Winter power shortage: not a mystery

04 Jan, 2024

In a country where the power demand is low in winters while the generation capacity is higher than the peak summer load, it is absurd to have 8-10 hours load shedding in the north, during winters. But that is the reality in Pakistan, today. And now virtually, all winters have problems – following countrywide power blackout episodes in January 2021 and January 2023, and now massive load-shedding in January 2024.

There are multiple reasons for the current load shedding such as lack of hydel availability, dollar shortage, which constrains reliance on expensive fuel and growing pollution (smog). The story does not end here. The core of the issue is poor planning and lack of investment in transmission systems.

In Pakistan, 80 percent of the load is north of Guddu while the cheaper base load fuel options (such as nuclear K2 and K3) are installed in south while the expensive fuel plants are installed in North (such as RLNG and FO plants).

In winters, when the overall power demand is significantly lower, the system voltage increases on lightly loaded long 500 kV transmission lines, and that makes them vulnerable to tripping under dense fog (smog) conditions. Moreover, due to old switchgear at different transmission interfaces, the issue can cascade and result in power blackouts, as this has happened twice in the last three years. Hence, to avoid this, the power transfer from South to North is curtailed. Thus, due to power transfer limitation, nuclear plants (K2 and K3) are being run undercapacity.

However, there are still enough options in the north (apart from hydel) to meet the low winter demand. But they come low on merit order, and to run some of this fuel must be imported which requires dollars that the country doesn’t have. And then the preference of supplying imported RLNG is through pipelines to households, as domestic gas is short.

One option could be to use furnace oil based plants, as FO is now mostly domestically produced.
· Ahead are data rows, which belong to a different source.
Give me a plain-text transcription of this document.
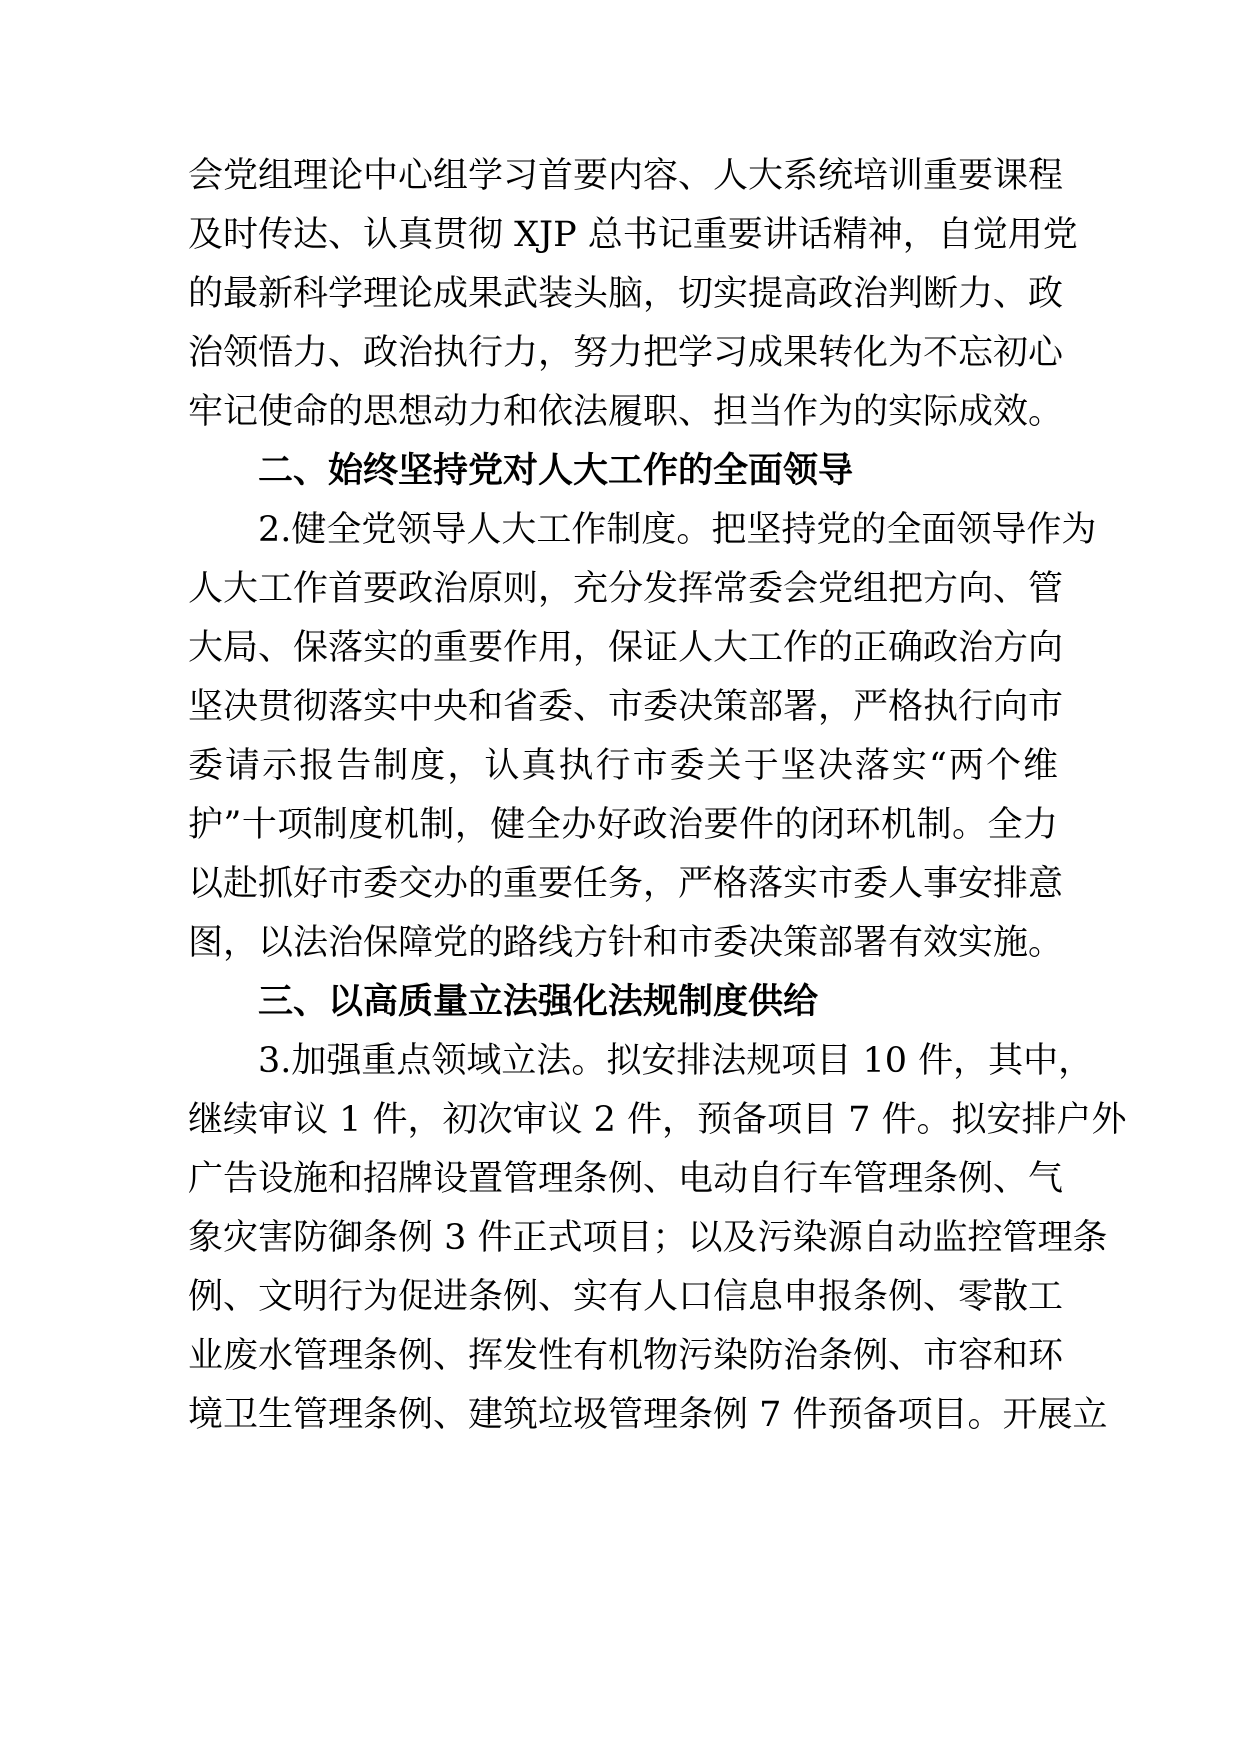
会党组理论中心组学习首要内容、人大系统培训重要课程
及时传达、认真贯彻 XJP 总书记重要讲话精神，自觉用党
的最新科学理论成果武装头脑，切实提高政治判断力、政
治领悟力、政治执行力，努力把学习成果转化为不忘初心
牢记使命的思想动力和依法履职、担当作为的实际成效。
二、始终坚持党对人大工作的全面领导
2.健全党领导人大工作制度。把坚持党的全面领导作为
人大工作首要政治原则，充分发挥常委会党组把方向、管
大局、保落实的重要作用，保证人大工作的正确政治方向
坚决贯彻落实中央和省委、市委决策部署，严格执行向市
委请示报告制度，认真执行市委关于坚决落实“两个维
护”十项制度机制，健全办好政治要件的闭环机制。全力
以赴抓好市委交办的重要任务，严格落实市委人事安排意
图，以法治保障党的路线方针和市委决策部署有效实施。
三、以高质量立法强化法规制度供给
3.加强重点领域立法。拟安排法规项目 10 件，其中，
继续审议 1 件，初次审议 2 件，预备项目 7 件。拟安排户外
广告设施和招牌设置管理条例、电动自行车管理条例、气
象灾害防御条例 3 件正式项目；以及污染源自动监控管理条
例、文明行为促进条例、实有人口信息申报条例、零散工
业废水管理条例、挥发性有机物污染防治条例、市容和环
境卫生管理条例、建筑垃圾管理条例 7 件预备项目。开展立
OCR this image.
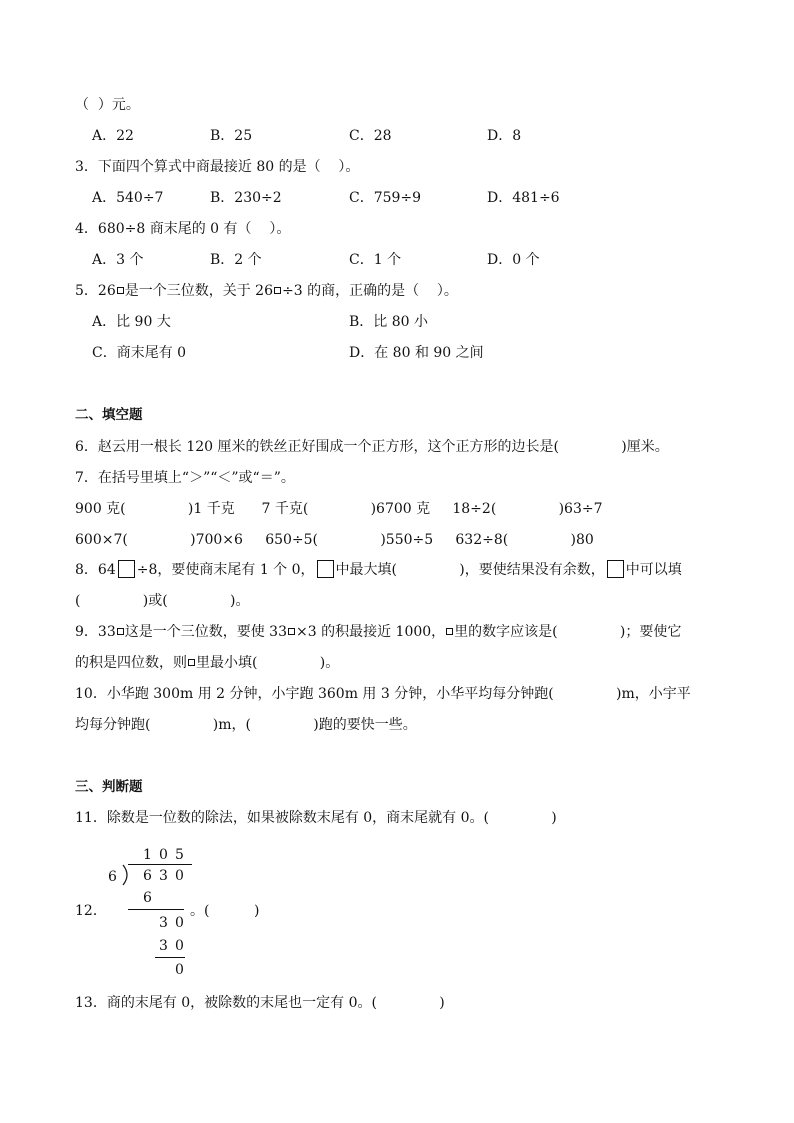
（  ）元。
A．22	B．25	C．28	D．8
3．下面四个算式中商最接近 80 的是（    ）。
A．540÷7	B．230÷2	C．759÷9	D．481÷6
4．680÷8 商末尾的 0 有（    ）。
A．3 个	B．2 个	C．1 个	D．0 个
5．26 是一个三位数，关于 26 ÷3 的商，正确的是（    ）。
A．比 90 大	B．比 80 小
C．商末尾有 0	D．在 80 和 90 之间
二、填空题
6．赵云用一根长 120 厘米的铁丝正好围成一个正方形，这个正方形的边长是(              )厘米。
7．在括号里填上“＞”“＜”或“＝”。
900 克(              )1 千克      7 千克(              )6700 克     18÷2(              )63÷7
600×7(              )700×6     650÷5(              )550÷5     632÷8(              )80
8．64 ÷8，要使商末尾有 1 个 0， 中最大填(              )，要使结果没有余数， 中可以填
(              )或(              )。
9．33 这是一个三位数，要使 33 ×3 的积最接近 1000， 里的数字应该是(              )；要使它
的积是四位数，则 里最小填(              )。
10．小华跑 300m 用 2 分钟，小宇跑 360m 用 3 分钟，小华平均每分钟跑(              )m，小宇平
均每分钟跑(              )m，(              )跑的要快一些。
三、判断题
11．除数是一位数的除法，如果被除数末尾有 0，商末尾就有 0。(              )
12．
1 0 5
6 6 3 0
6
3 0
3 0
0
。(          )
13．商的末尾有 0，被除数的末尾也一定有 0。(              )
However, FO plants are old and inefficient, and at the prescribed price are not feasible to run. However, the country is exporting FO at 25-30 percent discount to local prices, as refineries must get rid of FO which is residual fuel in our age-old refineries. A logical response could be to lower the price of FO to make the power generation on FO based plants cheap, and that to avoid load shedding without importing fuel or making power expensive. However, it is not happening – a planning and coordination failure.

The bigger problem is that the power generation planning was done in haste in the last decade, as ideally K2 and K3 should have been installed in north and there should not be any imported coal when Thar coal based power generation was coming, and the investment should have been diverted on the transmission system to ensure no hiccups such as the ones we are facing almost every winter, especially in January.

The government cannot be exonerated by insisting that hydel availability is limited (around 500-600 MW is available out of 10,000MW network), as it is a recurring problem every winter when canals are closed. The government cannot pass the buck on expensive RLNG, as winter is global peak season, and spot cargoes are expensive, and the gas demand is at peak. And the government cannot simply blame fog and smog – which happens every winter.

Government must plan and execute steps to ensure no more load shedding in winters. There are numerous interfaces and nodes on transmission lines from South to North. They function fine in summers, as power transfer is being consumed (mostly in south Punjab), but in winters, even up north consumers rely on these (as hydel is low) where transmission line constraints become a problem, as longer the path for power transfer, higher are the chances of breakdown.

The problem could not have been created had the base load generation had been installed in the North. Now the problem has been created, there is also a solution. The need is to build more transmission lines, and to upgrade/adequately maintain the existing lines, substations, and critical interfaces. The existing lines should be upgraded to cater for the fog and new lines should be built on newer environmental realities. There should be better insulation.

The other problem is the lack of human resources available for NTDC and discos which exacerbates the problem. The problems are not new, and solutions are known to all. The question is about the will and capability of the power sector to solve. Now, SIFC is committed to resolving this, let’s wait for January 2025 to find out.